Illustration of max-pooling in NLP
This is another quick post derived from my thesis post. Two papers I read for my master’s thesis were Yoon Kim et al’s “Character-Aware Neural Language Models” and Jason Lee et al’s “Fully Character-Level Neural Machine Translation without Explicit Segmentation”. I created this diagram to explain the difference between how Kim and Lee use max-pooling. My thesis looked at using individual characters to understand a word, while Kim’s language modeling and Lee’s machine translation papers both involve the more data-intensive task of using individual characters to understand text.
Set up
Let’s say we have a few convolutional layers that act on characters in a word.

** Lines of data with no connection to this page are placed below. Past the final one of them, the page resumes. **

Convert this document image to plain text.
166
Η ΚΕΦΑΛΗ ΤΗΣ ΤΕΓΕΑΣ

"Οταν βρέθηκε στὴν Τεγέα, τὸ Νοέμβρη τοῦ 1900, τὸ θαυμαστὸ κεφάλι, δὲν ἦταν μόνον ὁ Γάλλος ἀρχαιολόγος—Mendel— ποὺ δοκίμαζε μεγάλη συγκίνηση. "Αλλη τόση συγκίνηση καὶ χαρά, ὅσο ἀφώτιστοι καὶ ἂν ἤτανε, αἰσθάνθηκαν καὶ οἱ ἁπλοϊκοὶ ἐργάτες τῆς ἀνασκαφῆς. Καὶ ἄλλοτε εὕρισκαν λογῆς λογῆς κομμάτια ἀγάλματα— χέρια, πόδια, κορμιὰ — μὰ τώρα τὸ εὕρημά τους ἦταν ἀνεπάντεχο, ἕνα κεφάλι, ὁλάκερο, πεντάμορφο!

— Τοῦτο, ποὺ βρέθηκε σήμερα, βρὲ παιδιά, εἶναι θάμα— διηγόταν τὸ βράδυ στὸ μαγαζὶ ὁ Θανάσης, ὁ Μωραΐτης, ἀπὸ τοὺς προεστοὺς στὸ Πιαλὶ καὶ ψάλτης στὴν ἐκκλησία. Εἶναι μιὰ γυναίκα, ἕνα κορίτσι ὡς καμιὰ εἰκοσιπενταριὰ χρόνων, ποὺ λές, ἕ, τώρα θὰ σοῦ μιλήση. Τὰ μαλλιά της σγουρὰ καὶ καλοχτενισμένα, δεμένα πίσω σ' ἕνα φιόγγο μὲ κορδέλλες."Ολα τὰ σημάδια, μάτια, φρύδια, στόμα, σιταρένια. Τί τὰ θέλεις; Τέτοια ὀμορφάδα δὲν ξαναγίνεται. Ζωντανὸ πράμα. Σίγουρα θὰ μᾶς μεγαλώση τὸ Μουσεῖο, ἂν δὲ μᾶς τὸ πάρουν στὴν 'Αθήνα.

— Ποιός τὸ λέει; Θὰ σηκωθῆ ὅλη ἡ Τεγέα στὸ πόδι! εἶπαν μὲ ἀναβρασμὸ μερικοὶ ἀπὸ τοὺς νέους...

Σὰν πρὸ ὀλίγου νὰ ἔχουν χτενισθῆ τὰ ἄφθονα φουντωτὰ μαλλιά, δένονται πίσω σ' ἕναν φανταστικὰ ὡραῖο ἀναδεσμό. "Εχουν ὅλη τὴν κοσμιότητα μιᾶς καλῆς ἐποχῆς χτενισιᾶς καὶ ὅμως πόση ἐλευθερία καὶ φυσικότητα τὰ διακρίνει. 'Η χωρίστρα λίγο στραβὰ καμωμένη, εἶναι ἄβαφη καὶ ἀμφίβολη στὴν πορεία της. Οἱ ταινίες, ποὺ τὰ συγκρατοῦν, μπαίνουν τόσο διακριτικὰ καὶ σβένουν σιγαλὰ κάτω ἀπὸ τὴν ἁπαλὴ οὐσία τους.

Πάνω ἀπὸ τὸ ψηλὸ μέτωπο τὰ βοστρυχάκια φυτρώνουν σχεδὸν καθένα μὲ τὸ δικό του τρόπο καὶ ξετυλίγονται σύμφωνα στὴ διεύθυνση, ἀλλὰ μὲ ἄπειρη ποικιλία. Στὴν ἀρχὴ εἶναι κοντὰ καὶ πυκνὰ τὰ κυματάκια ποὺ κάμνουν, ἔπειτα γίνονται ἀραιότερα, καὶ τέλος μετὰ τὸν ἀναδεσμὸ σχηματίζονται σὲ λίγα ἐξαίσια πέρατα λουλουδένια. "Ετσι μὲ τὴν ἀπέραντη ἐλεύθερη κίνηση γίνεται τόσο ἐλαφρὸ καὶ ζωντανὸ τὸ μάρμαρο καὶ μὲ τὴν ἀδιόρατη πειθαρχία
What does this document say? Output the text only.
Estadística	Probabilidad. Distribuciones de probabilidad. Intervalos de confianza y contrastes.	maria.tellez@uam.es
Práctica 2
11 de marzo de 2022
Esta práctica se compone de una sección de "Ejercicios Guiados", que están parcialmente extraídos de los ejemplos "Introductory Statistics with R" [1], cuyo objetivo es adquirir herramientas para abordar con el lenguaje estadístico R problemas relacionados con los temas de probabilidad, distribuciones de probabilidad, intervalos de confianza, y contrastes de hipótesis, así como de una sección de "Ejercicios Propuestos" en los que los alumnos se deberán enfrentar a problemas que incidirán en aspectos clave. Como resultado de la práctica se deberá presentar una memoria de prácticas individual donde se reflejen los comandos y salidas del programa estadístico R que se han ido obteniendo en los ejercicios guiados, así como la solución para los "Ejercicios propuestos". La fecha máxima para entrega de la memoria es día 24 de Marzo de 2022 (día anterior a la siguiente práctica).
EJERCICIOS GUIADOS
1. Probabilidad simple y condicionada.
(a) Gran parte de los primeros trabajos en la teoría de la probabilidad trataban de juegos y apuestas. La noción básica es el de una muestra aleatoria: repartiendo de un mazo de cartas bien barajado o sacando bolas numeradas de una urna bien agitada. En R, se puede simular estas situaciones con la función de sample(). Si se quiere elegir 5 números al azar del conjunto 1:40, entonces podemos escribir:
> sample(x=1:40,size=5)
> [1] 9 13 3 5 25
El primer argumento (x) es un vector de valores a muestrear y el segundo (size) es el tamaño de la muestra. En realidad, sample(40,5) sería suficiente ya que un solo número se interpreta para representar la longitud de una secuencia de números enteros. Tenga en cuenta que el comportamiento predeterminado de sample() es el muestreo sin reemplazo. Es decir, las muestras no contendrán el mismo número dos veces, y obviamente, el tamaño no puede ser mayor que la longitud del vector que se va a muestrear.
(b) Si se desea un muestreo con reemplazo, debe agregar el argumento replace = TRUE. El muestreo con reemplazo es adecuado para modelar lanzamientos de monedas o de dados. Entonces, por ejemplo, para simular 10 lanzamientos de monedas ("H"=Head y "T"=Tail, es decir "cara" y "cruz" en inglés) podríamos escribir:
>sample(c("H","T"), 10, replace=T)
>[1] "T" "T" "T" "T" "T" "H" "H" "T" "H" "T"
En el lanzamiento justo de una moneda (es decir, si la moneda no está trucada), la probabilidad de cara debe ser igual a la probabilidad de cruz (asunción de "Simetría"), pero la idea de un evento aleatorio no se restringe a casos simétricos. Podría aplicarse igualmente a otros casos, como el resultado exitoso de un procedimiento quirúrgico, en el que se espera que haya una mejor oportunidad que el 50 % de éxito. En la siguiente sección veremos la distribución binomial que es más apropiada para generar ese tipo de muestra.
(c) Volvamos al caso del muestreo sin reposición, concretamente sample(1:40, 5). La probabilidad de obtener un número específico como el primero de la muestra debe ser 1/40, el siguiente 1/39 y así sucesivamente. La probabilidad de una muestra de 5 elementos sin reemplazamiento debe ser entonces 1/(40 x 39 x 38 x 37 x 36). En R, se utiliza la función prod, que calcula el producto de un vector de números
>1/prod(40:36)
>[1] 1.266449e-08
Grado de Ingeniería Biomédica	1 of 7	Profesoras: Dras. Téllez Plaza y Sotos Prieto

For example, these could be the embedding or encoding layer from a seq2seq model, or the last layer before classification. If the input is the word “painting,” a set of hypothetical convolutional layers that use padding could output 7 length-5 vectors (7 vectors because there are 7 letters in “painting.”)
Comparison of max-pooling
In the left image (1), the convolutional layers output could be used directly, which is what I do for my thesis.
In the center image (2), max-pooling over filters, such as Kim et al., results in a single length 5-vector for each word. The max-pooling chooses the max for each of the 5 slots over the 7 vectors.
In the right image (3), max pooling over timesteps, such as Lee et al., results in 3 length-5 vectors. Like the center image, it chooses the max for each slot of the vectors, but it only looks at a window of 3 vectors.
Observations
The output size of (1) and (3) depends on the length of the input.
One result is that only the output of (2) can be fed directly into a fully-connected layer. Max-pooling over filters is useful for creating classifiers.
The output of (2) and (3) reduces the size of the input. That is important for when there is a lot of data, such as in character-level language modeling or machine translation.